Looking back, I can see God’s hand at work in the midst of it all. I see that my children spent nine months watching me pray for grace and strength, and in some ways laying down my life to bring forth new life despite many obstacles. The message imparted to their impressionable little minds was abundantly clear – that being fruitful is a divine calling; that each child is a beloved gift from on high to be savored. Perhaps no one said it better than Mother Teresa when she asked, “How can there be too many children? That is like saying there are too many flowers.”
By involving our children in our pregnancy, we can use this profoundly meaningful time as an inspiring way to fulfill our family’s homeschooling mission. We can bring some of our children with us when we get ultrasounds; read them child-appropriate books about pregnancy (such as Angel in the Waters by Regina Doman, The New Baby by Anne Civardi, Before I Was Me by Frank Fraser, or Alive Before You Were Born: God’s Gift of Life by Kim Bestian), pray novenas for a healthy pregnancy and delivery; explain to them that we are eating certain nutritious foods to nourish the baby; watch weekly videos online which follow the progression of the pregnancy; and take advantage of rest time to read them enriching stories. With the help of a little creative thinking, our pregnancy can serve as an asset to their education, not as an impediment to it or a distraction from it.
Importantly, if we consecrate our pregnancy and our unborn child to the Heavenly Father, our children may experience extraordinary spiritual growth alongside of us. Truly, being open to life also means being open to the supernal graces of God, the majestic Creator. A faithful Catholic pregnant woman so naturally becomes an authentic contemplative in the midst of her bustling house and the world around her. As her body endures the many pains and penances of pregnancy, her heart burns with charity and her soul becomes consumed with zeal for the Creator’s glory. As St. Zélie Guérin Martin, mother of St. Thérèse of Lisieux, once put so eloquently, as mentioned in Story of a Family (TAN Books, 1994):
“Above all, during the months immediately preceding the birth of her child, the mother should keep close to God, of whom the infant she bears within her is the image, the handiwork, the gift and the child. She should be for her offspring, as it were, a temple, a sanctuary, an altar, a tabernacle. In short, her life should be, so to speak, the life of a living sacrament, a sacrament in act, burying herself in the bosom of that God who has so truly instituted it and hallowed it, so that there she may draw that energy, that enlightening, that natural and supernatural beauty which He wills, and wills precisely by her means, to impart to the child she bears and to be born of her.”

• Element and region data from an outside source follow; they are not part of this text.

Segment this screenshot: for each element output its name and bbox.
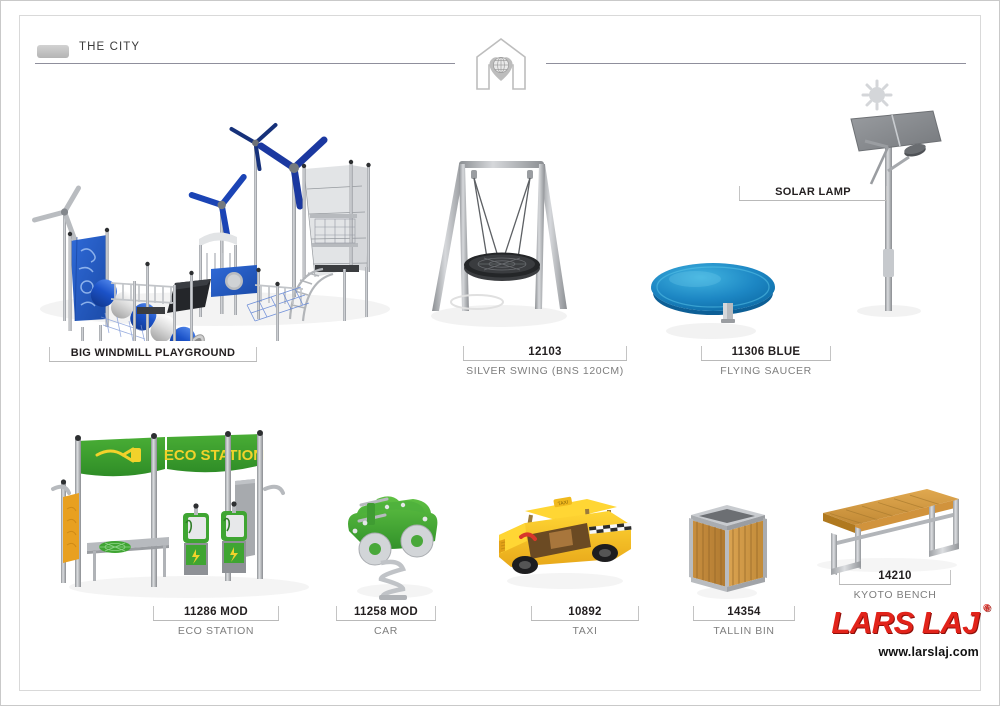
label-flying-saucer: 11306 BLUE FLYING SAUCER [701, 341, 831, 377]
product-name: TAXI [531, 625, 639, 637]
category-label: THE CITY [79, 41, 140, 53]
label-car: 11258 MOD CAR [336, 601, 436, 637]
header-rule-left [35, 63, 455, 64]
product-code: 11306 BLUE [701, 346, 831, 358]
eco-station-sign-text: ECO STATION [164, 447, 264, 464]
label-solar-lamp: SOLAR LAMP [739, 181, 887, 201]
label-taxi: 10892 TAXI [531, 601, 639, 637]
label-kyoto-bench: 14210 KYOTO BENCH [839, 565, 951, 601]
brand-url: www.larslaj.com [831, 645, 979, 659]
product-code: 11286 MOD [153, 606, 279, 618]
house-heart-globe-icon [467, 35, 535, 93]
product-code: 11258 MOD [336, 606, 436, 618]
product-name: ECO STATION [153, 625, 279, 637]
product-image-solar-lamp [831, 79, 971, 341]
product-name: CAR [336, 625, 436, 637]
brand-logo: LARS LAJ ® www.larslaj.com [831, 607, 979, 659]
product-image-flying-saucer [639, 241, 789, 346]
brand-wordmark: LARS LAJ ® [831, 607, 979, 638]
header-rule-right [546, 63, 966, 64]
product-name: FLYING SAUCER [701, 365, 831, 377]
product-name: SILVER SWING (BNS 120CM) [463, 365, 627, 377]
product-image-big-windmill-playground [15, 69, 405, 341]
category-chip [37, 45, 69, 58]
label-tallin-bin: 14354 TALLIN BIN [693, 601, 795, 637]
product-code: SOLAR LAMP [739, 186, 887, 198]
product-image-car [331, 479, 461, 603]
product-code: 14210 [839, 570, 951, 582]
brand-text: LARS LAJ [831, 605, 979, 640]
label-eco-station: 11286 MOD ECO STATION [153, 601, 279, 637]
product-name: TALLIN BIN [693, 625, 795, 637]
product-name: KYOTO BENCH [839, 589, 951, 601]
label-big-windmill-playground: BIG WINDMILL PLAYGROUND [49, 342, 257, 362]
product-image-taxi: TAXI [491, 479, 641, 599]
product-code: 12103 [463, 346, 627, 358]
product-image-eco-station: ECO STATION [39, 423, 335, 605]
catalog-page: THE CITY [0, 0, 1000, 706]
product-code: 10892 [531, 606, 639, 618]
product-image-silver-swing [399, 146, 599, 341]
product-image-tallin-bin [675, 493, 779, 603]
registered-mark: ® [983, 604, 990, 614]
product-code: 14354 [693, 606, 795, 618]
product-code: BIG WINDMILL PLAYGROUND [49, 347, 257, 359]
label-silver-swing: 12103 SILVER SWING (BNS 120CM) [463, 341, 627, 377]
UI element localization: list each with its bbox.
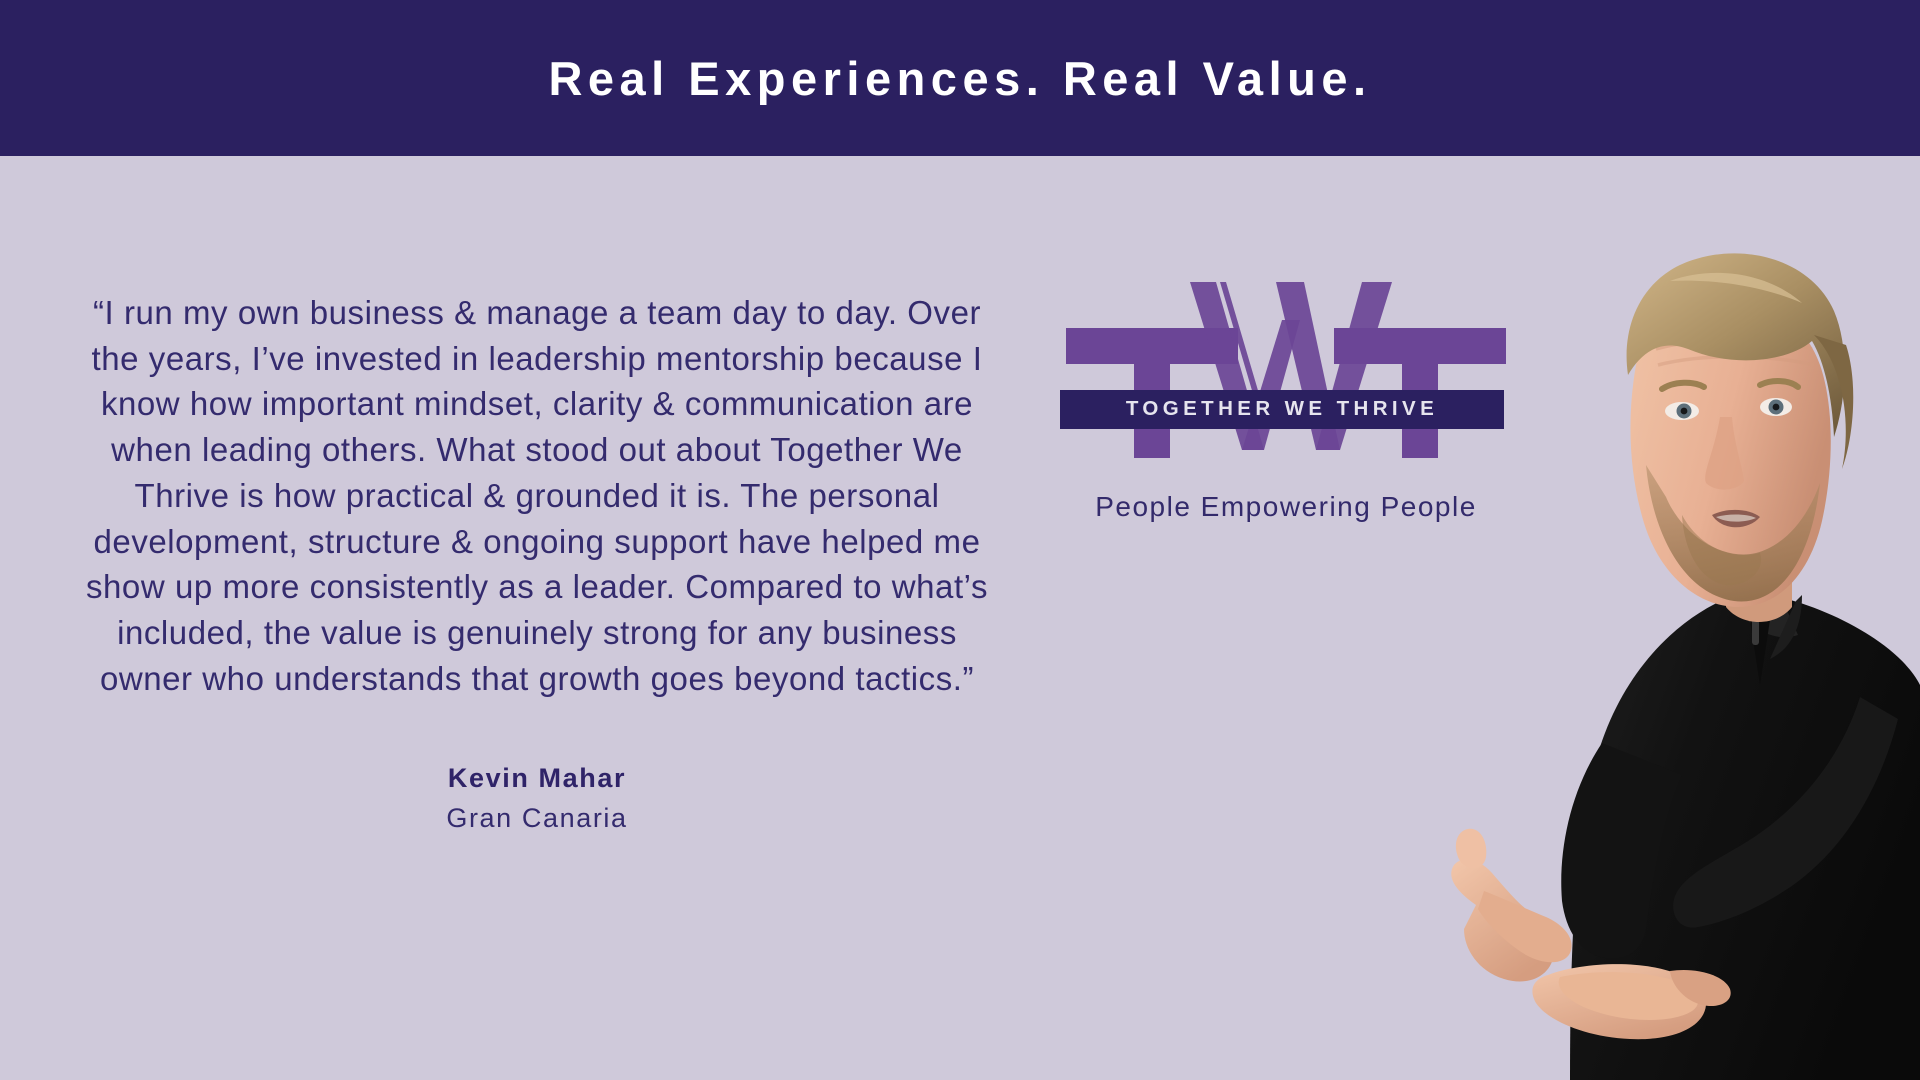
testimonial-attribution: Kevin Mahar Gran Canaria xyxy=(72,761,1002,835)
eye-left-pupil xyxy=(1681,408,1688,415)
testimonial-quote: “I run my own business & manage a team d… xyxy=(72,290,1002,701)
speaker-photo xyxy=(1430,215,1920,1080)
testimonial-block: “I run my own business & manage a team d… xyxy=(72,290,1002,835)
page-title: Real Experiences. Real Value. xyxy=(548,55,1371,102)
author-name: Kevin Mahar xyxy=(72,761,1002,796)
logo-letter-w-icon xyxy=(1164,282,1414,457)
logo-name-text: TOGETHER WE THRIVE xyxy=(1126,399,1438,420)
author-location: Gran Canaria xyxy=(72,801,1002,836)
testimonial-slide: Real Experiences. Real Value. “I run my … xyxy=(0,0,1920,1080)
header-band: Real Experiences. Real Value. xyxy=(0,0,1920,156)
eye-right-pupil xyxy=(1773,404,1780,411)
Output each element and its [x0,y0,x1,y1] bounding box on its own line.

By heeding the sound advice of this canonized Saint, we can sanctify our pregnancies, and permeate our domestic churches with this same fragrance of sanctity. If we are genuinely homeschooling for the sake of eternal life, bringing a new child into our family with the hope of raising them up for Heaven can only further this beautiful goal. And let us never forget that Our Lord, the Blessed Mother, the Mother of Life, and all of the Saints are near and dear friends to pregnant women.
They will not fail to be by our side in the midst of our struggles. As Servant of God Fr. John A. Hardon, a very strong and vocal advocate of homeschooling, once reminded us, “You must pray… without prayer, all the schooling in the world will not produce the effect that God wants homeschooling to give.”